Ottawa cède la protection de près d’un million de kilomètres carrés aux Autochtones

MONTRÉAL — Ottawa place sous la protection de communautés autochtones près d’un million de kilomètres carrés de territoires nordiques, mais les conditions d’exploitation éventuelle des ressources de ces territoires restent à être négociées.

En marge de la COP15 sur la protection de la biodiversité, qui se déroule à Montréal ces jours-ci, le premier ministre Justin Trudeau et son ministre de l’Environnement, Steven Guilbeault, ont annoncé mercredi la conclusion d’ententes pour quatre grands projets de conservation.

Ces ententes prévoient des investissements pouvant atteindre 800 millions $ sur sept ans à compter de l’an prochain, des sommes devant notamment servir «à la planification territoriale, au financement des communautés pour l’intendance et la surveillance et pour le soutien des emplois et de la croissance locale», selon les mots du premier ministre.

Les quatre projets de protection visent la zone marine du Grand Ours, sur la côte ouest, dans le nord de la Colombie-Britannique, les territoires de 30 communautés autochtones desTerritoires du Nord-Ouest, l’immense région quasi polairede Qikiqtani au Nunavut et les basses terres et le littoral ouest de la baie d’Hudson de même que du sud-ouest de la baie James.

Une question d’existence

«Nos gens se sont occupés du territoire depuis aussi longtemps qu’on se souvienne et c’est seulement depuis les derniers 150 ans que notre capacité de protéger nos terres et nos eaux a été interrompue», a fait valoir la grande cheffe Alison Linklater, du conseil de Mushkegowuk, dont les sept communautés occupent le territoire du nord de l’Ontario et les rives des baies James et Hudson qui sont visées.

«Sans nos terres et nos eaux, nous n’existons pas», a-t-elle déclaré aux côtés du premier ministre.

Dallas Smith, président du conseil de Nanwakolas, a renchéri: «Nous ne sommes pas simplement dépendants des écosystèmes que nous protégeons et gérons et que nous maintenons depuis des millénaires. Nous n’en sommes qu’une partie et si ces écosystèmes ne sont pas en santé, nous ne pouvons considérer nos communautés comme étant en santé.»

Porte ouverte à l’exploitation

Les propos du premier ministre Trudeau indiquent toutefois qu’on ne vise pas une protection absolue des territoires en question, qui restent ouverts à l’exploitation de leurs ressources naturelles: «C’est une question de reconnaître qu’on ne peut pas développer nos ressources sans le faire en partenariat, de façon intègre, avec les Premières Nations, avec les Inuits et les Métis.»

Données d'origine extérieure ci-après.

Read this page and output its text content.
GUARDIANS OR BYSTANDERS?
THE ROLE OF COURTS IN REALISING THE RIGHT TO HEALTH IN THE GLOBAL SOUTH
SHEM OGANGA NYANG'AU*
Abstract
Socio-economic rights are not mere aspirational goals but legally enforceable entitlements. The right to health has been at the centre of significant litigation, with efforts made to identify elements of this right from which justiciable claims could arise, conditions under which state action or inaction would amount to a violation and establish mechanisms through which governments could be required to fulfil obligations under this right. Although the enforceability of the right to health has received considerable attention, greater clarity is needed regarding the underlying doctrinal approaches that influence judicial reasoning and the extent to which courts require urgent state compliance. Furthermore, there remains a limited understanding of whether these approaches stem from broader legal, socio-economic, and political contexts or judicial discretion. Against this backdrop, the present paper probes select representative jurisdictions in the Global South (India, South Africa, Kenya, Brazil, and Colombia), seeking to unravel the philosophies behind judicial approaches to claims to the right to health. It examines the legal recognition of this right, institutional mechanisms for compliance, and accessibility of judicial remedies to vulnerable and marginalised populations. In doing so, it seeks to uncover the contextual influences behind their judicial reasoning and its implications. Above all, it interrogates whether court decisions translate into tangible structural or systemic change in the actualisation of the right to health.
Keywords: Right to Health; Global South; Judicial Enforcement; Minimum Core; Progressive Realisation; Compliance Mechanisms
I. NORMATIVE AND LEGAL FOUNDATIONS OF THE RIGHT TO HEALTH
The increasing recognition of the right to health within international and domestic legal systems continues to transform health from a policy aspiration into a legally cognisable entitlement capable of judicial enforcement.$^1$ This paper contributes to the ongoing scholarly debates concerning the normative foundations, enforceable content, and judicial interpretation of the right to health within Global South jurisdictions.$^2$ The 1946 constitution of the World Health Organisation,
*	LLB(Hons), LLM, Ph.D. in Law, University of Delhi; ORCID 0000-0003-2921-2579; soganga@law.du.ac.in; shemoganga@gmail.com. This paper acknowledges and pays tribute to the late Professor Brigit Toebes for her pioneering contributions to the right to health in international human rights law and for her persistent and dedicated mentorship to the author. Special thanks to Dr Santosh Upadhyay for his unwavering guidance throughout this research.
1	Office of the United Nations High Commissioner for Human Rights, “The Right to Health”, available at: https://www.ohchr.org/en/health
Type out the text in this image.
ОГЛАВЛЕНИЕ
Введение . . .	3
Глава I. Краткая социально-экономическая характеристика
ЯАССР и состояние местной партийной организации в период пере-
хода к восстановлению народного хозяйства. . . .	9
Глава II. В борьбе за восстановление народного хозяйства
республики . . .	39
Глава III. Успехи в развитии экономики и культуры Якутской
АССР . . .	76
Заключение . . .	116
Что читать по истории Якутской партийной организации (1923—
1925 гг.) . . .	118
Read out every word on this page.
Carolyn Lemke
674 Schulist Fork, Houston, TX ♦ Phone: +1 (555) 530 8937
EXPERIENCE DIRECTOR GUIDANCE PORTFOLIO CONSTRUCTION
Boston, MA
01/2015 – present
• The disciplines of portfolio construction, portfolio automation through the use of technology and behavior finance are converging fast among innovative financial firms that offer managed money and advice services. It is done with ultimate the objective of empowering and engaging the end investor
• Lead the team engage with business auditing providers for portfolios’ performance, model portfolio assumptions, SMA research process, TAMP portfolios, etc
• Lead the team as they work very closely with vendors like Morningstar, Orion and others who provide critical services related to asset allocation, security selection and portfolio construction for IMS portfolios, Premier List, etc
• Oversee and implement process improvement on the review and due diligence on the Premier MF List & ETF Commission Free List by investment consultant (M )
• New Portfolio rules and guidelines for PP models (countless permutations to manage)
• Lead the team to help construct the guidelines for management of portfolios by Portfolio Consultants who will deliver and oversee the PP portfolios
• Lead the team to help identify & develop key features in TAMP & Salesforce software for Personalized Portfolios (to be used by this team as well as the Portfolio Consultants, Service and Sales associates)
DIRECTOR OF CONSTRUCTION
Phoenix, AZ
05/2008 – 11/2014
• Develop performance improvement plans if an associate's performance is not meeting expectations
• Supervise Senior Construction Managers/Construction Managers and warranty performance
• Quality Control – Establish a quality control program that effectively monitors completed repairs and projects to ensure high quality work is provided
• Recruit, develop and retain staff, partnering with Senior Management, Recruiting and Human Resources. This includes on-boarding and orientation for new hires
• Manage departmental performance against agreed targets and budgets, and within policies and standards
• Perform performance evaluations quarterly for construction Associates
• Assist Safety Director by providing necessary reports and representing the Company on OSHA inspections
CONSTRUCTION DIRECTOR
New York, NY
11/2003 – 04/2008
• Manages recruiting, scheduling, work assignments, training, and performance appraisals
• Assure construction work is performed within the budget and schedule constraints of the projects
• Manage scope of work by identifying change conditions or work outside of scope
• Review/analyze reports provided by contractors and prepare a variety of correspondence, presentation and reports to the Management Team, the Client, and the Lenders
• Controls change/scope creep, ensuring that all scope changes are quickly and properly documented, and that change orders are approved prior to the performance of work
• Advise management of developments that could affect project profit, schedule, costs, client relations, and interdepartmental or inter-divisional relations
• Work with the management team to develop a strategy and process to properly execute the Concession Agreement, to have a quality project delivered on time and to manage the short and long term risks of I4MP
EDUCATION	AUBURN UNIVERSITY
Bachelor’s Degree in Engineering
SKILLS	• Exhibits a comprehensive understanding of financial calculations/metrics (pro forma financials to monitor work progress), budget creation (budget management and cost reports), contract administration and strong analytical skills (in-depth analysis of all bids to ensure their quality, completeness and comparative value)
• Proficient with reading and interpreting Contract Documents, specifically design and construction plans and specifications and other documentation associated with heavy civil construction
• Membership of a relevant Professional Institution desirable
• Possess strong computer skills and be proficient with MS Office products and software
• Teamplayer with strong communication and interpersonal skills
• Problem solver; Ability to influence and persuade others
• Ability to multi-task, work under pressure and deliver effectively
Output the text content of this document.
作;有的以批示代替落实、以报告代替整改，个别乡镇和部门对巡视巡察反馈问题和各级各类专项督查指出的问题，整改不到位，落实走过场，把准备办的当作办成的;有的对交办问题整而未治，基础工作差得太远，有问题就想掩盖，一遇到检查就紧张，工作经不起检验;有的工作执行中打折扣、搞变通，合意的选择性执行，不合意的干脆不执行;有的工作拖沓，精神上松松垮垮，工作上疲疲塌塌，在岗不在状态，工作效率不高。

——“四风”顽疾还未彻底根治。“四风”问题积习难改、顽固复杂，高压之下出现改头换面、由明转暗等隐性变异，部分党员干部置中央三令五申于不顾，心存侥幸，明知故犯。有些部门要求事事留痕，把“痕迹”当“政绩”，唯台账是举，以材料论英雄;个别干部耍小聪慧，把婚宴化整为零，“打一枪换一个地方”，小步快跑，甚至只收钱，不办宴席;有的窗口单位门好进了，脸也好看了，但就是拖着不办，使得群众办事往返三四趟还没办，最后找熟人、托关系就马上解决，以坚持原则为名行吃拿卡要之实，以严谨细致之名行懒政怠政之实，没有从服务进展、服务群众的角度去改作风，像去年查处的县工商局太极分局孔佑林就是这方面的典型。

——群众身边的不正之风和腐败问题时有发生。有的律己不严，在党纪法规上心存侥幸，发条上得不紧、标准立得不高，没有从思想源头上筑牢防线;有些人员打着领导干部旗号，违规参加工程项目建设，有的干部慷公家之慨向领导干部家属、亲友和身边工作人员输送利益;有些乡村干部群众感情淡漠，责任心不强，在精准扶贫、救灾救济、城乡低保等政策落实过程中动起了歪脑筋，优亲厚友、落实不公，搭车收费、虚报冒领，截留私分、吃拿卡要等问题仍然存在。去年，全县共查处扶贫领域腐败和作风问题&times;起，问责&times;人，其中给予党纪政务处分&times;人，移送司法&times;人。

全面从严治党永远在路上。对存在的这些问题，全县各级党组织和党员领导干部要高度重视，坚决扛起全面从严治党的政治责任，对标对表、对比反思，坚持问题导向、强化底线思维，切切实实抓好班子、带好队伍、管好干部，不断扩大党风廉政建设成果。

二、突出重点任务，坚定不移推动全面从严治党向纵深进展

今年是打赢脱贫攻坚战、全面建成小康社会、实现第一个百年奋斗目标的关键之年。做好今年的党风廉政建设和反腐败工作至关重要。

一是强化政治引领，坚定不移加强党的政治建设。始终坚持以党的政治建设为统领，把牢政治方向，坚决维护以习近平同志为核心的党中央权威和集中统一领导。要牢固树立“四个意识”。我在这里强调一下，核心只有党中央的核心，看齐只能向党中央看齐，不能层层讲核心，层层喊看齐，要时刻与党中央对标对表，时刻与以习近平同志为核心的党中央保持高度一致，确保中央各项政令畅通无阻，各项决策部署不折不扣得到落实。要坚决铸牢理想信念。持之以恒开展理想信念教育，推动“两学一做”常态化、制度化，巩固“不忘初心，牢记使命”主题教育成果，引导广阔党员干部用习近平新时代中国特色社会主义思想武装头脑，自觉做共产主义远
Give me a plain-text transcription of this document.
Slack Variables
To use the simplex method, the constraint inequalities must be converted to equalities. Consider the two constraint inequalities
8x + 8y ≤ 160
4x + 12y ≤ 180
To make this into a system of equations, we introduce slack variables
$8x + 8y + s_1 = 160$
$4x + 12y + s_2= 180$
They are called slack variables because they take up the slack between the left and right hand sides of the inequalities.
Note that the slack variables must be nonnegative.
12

Justin Trudeau a toutefois reconnu que l’on est encore loin d’avoir finalisé les conditions de développement économique et de protection de l’environnement et de l’équilibre entre les deux: «C’est une nouvelle approche, mais les détails vont être à regarder, à négocier, au fur et à mesure qu’on développe ces aires protégées pour permettre un développement responsable du territoire de façon économique, pour créer des emplois en ressources naturelles tout en s’assurant de la protection réelle et à long terme de ces aires vulnérables.» 

Juridiction sur le sous-sol

Ces discussions pourraient être plus difficiles qu’il n’y paraît. Le sous-sol – donc les ressources minières – est habituellement de compétence fédérale. Or les propos du grand chef de la nation Tlicho, Jackson Lafferty, laissent croire que ce ne sera plus le cas: «Avec ce partenariat, nous obtenons une plus grande reconnaissance de nos droits, de notre autorité et de nos juridictions (…) Nous détenons maintenant les droits de surface et souterrains dans nos territoires.»

Ceux de Justin Trudeau, bien que plus vagues dans un contexte où les négociations ne sont pas finalisées, montrent une certaine ouverture à ce transfert: «C’est pour ça que le partenariat avec les Autochtones est si important. Quand on parle de leur territoire, de leurs droits, il faut qu’ils fassent partie de tout travail d’exploitation ou de développement qui se fait sur ces territoires-là.» 

«En signant ces accords et ces intentions et en développant les modalités et les spécificités, c’est eux qui vont faire partie de la discussion sur où on devrait plus protéger, où il y aurait de la place pour du développement et à quelles conditions ils vont axer ce développement», a dit le premier ministre.

Encore beaucoup à faire

Justin Trudeau a reconnu qu’il y a encore beaucoup à faire: «Protéger 30 % de notre territoire (d’ici 2030) va exiger qu’on fasse énormément de partenariats, d’abord et avant tout des partenariats avec les peuples autochtones qui protègent ces territoires depuis des millénaires.»

Le premier ministre a profité de l’occasion pour saluer l’intention exprimée la veille par son homologue provincial, François Legault, d’atteindre le 30% de protection des terres du Québec d’ici 2030.